McCasford slept on the bed, his face turned away from her. She moved softly forward, not wishing to wake him, and knelt by the foot of the bed, lifting the loose floorboard. She drew out one of the heavy gold pokes and opened it, spilling some of the loose gold grains into her palm, turning them in the light. Half of this was hers; and she thought of Jim Brand, and silently laughed at Wayne Lutz’s tarnished offers.
She sifted the gold back into the sack and let it slip to the floor; she rose and walked to the window and slid open the sash, pushing the shutters back. Outside, snowflakes whirled from the sky. There was one tiny spot where the slow gold pallor of the sun was at last beginning to burn through the dense overhang of clouds. She closed the window but left the shutters open, and stood with her arms folded across her breasts looking outward.
That storm was ending; the storm of excitement within her was only beginning. She tasted the bittersweet warmth of tha
t thought and followed her hopes through distant speculative paths.
“Hello.”
It was McCasford’s voice; it shattered her dreams and turned her around. He had not moved on the bed. He was smiling up at her and with some pity she noticed the drawn pale sketch of his broad cheeks. He said, “I guess I’ll pull through now.”
“Sure you will,” she said. “Did you ever doubt it?”
“When that slug spun me around I thought I was done.”
“Did you see who fired it?”
“No,” he said, “No, damn it.”
“They’ll find him,” she murmured. “Sooner or later he’ll be caught, and he’ll pay for it.”
He looked past her at the window. “Storm’s died away, hey?”
“Yes.”
“That’s good,” he said. His voice was weak but steady. “Michaela?”
“What is it?”
He did not speak for a moment and so she went closer to him and knelt down beside the bed, searching his face. He licked his dry lips and looked away with a kind of shyness that pleased her; it came to her that no matter what he had done, he had in him the core of a gentleman. She was glad she had trusted him last night. He rolled his head and stared at the ceiling and spoke slowly: “Last night, when you were dressing the wound, I saw the way you looked at Brand. He’s the one, isn’t he?”

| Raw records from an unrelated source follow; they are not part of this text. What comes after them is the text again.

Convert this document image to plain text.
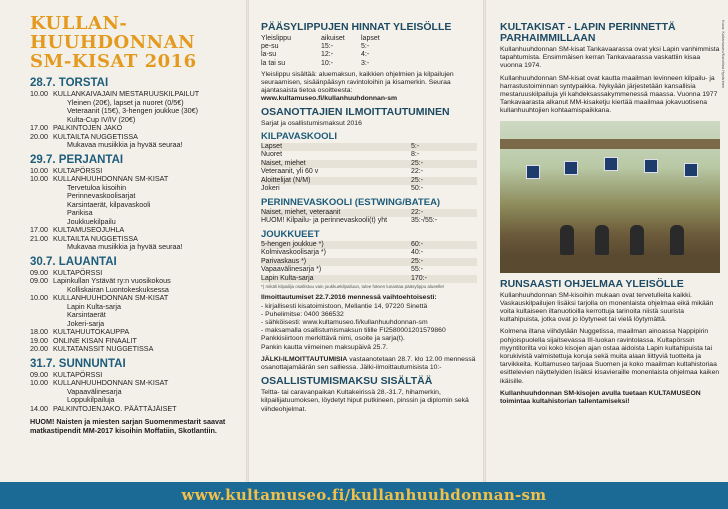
KULLAN-
HUUHDONNAN
SM-KISAT 2016
28.7. TORSTAI
10.00 KULLANKAIVAJAIN MESTARUUSKILPAILUT
Yleinen (20€), lapset ja nuoret (0/5€)
Veteraanit (15€), 3-hengen joukkue (30€)
Kulta-Cup IV/IV (20€)
17.00 PALKINTOJEN JAKO
20.00 KULTAILTA NUGGETISSA
Mukavaa musiikkia ja hyvää seuraa!
29.7. PERJANTAI
10.00 KULTAPÖRSSI
10.00 KULLANHUUHDONNAN SM-KISAT
Tervetuloa kisoihin
Perinnevaskoolisarjat
Karsintaerät, kilpavaskooli
Parikisa
Joukkuekilpailu
17.00 KULTAMUSEOJUHLA
21.00 KULTAILTA NUGGETISSA
Mukavaa musiikkia ja hyvää seuraa!
30.7. LAUANTAI
09.00 KULTAPÖRSSI
09.00 Lapinkullan Ystävät ry:n vuosikokous
Kolliskairan Luontokeskuksessa
10.00 KULLANHUUHDONNAN SM-KISAT
Lapin Kulta-sarja
Karsintaerät
Jokeri-sarja
18.00 KULTAHUUTOKAUPPA
19.00 ONLINE KISAN FINAALIT
20.00 KULTATANSSIT NUGGETISSA
31.7. SUNNUNTAI
09.00 KULTAPÖRSSI
10.00 KULLANHUUHDONNAN SM-KISAT
Vapaavälinesarja
Loppukilpailuja
14.00 PALKINTOJENJAKO. PÄÄTTÄJÄISET
HUOM! Naisten ja miesten sarjan Suomenmestarit saavat matkastipendit MM-2017 kisoihin Moffatiin, Skotlantiin.
PÄÄSYLIPPUJEN HINNAT YLEISÖLLE
Yleislippu	aikuiset	lapset
pe-su	15:-	5:-
la-su	12:-	4:-
la tai su	10:-	3:-
Yleislippu sisältää: aluemaksun, kaikkien ohjelmien ja kilpailujen seuraamisen, sisäänpääsyn ravintoloihin ja kisamerkin. Seuraa ajantasaista tietoa osoitteesta:
www.kultamuseo.fi/kullanhuuhdonnan-sm
OSANOTTAJIEN ILMOITTAUTUMINEN
Sarjat ja osallistumismaksut 2016
KILPAVASKOOLI
Lapset	5:-
Nuoret	8:-
Naiset, miehet	25:-
Veteraanit, yli 60 v	22:-
Aloittelijat (N/M)	25:-
Jokeri	50:-
PERINNEVASKOOLI (ESTWING/BATEA)
Naiset, miehet, veteraanit	22:-
HUOM! Kilpailu- ja perinnevaskooli(t) yht	35:-/55:-
JOUKKUEET
5-hengen joukkue *)	60:-
Kolmivaskoolisarja *)	40:-
Parivaskaus *)	25:-
Vapaavälinesarja *)	55:-
Lapin Kulta-sarja	170:-
*) mikäli kilpailija osallistuu vain joukkuekilpailuun, tulee hänen lunastaa pääsylippu alueelle!
Ilmoittautumiset 22.7.2016 mennessä vaihtoehtoisesti:
- kirjallisesti kisatoimistoon, Mellantie 14, 97220 Sinettä
- Puhelimitse: 0400 366532
- sähköisesti: www.kultamuseo.fi/kullanhuuhdonnan-sm
- maksamalla osallistumismaksun tilille FI2580001201579860
Pankkisiirtoon merkittävä nimi, osoite ja sarja(t).
Pankin kautta viimeinen maksupäivä 25.7.
JÄLKI-ILMOITTAUTUMISIA vastaanotetaan 28.7. klo 12.00 mennessä osanottajamäärän sen salliessa. Jälki-ilmoittautumisista 10:-
OSALLISTUMISMAKSU SISÄLTÄÄ
Teltta- tai caravanpaikan Kultakeirissä 28.-31.7, hihamerkin, kilpailijatuumoksen, löydetyt hiput putkineen, pinssin ja diplomin sekä viihdeohjelmat.
KULTAKISAT - LAPIN PERINNETTÄ PARHAIMMILLAAN
Kullanhuuhdonnan SM-kisat Tankavaarassa ovat yksi Lapin vanhimmista tapahtumista. Ensimmäisen kerran Tankavaarassa vaskattiin kisaa vuonna 1974.
Kullanhuuhdonnan SM-kisat ovat kautta maailman levinneen kilpailu- ja harrastustoiminnan syntypaikka. Nykyään järjestetään kansallisia mestaruuskilpailuja yli kahdeksassakymmenessä maassa. Vuonna 1977 Tankavaarasta alkanut MM-kisaketju kiertää maailmaa jokavuotisena kullanhuuhtojien kohtaamispaikkana.
Kuva: Kultamuseo/Karoliina Hyvärinen
RUNSAASTI OHJELMAA YLEISÖLLE
Kullanhuuhdonnan SM-kisoihin mukaan ovat tervetulleita kaikki. Vaskauskilpailujen lisäksi tarjolla on monenlaista ohjelmaa eikä mikään voita kultaiseen iltanuotioilla kerrottuja tarinoita niistä suurista kultahipuista, jotka ovat jo löytyneet tai vielä löytymättä.
Kolmena iltana viihdytään Nuggetissa, maailman ainoassa Nappipirin pohjoispuolella sijaitsevassa III-luokan ravintolassa. Kultapörssin myyntitorilta voi koko kisojen ajan ostaa aidoista Lapin kultahipuista tai korukivistä valmistettuja koruja sekä muita alaan liittyviä tuotteita ja tarvikkeita. Kultamuseo tarjoaa Suomen ja koko maailman kultahistoriaa esittelevien näyttelyiden lisäksi kisavieraille monenlaista ohjelmaa kaiken ikäisille.
Kullanhuuhdonnan SM-kisojen avulla tuetaan KULTAMUSEON toimintaa kultahistorian tallentamiseksi!
www.kultamuseo.fi/kullanhuuhdonnan-sm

“If he wants me,” she said honestly.
“Well, then,” he said tonelessly, “good luck to you, Michaela.”
She saw then that he was hurt by it. She put a gentle hand on his shoulder; all she could say was, “I’m sorry, Billy.”
“No. You’ve got nothin’ to be sorry for. Neither had he.”
“And neither do you, Billy. You’ve had some bad turns, but don’t feel sorry for yourself.”
“Sure,” he said; she could not tell if there was an edge of dryness on his tone. “I’ll make out all right.”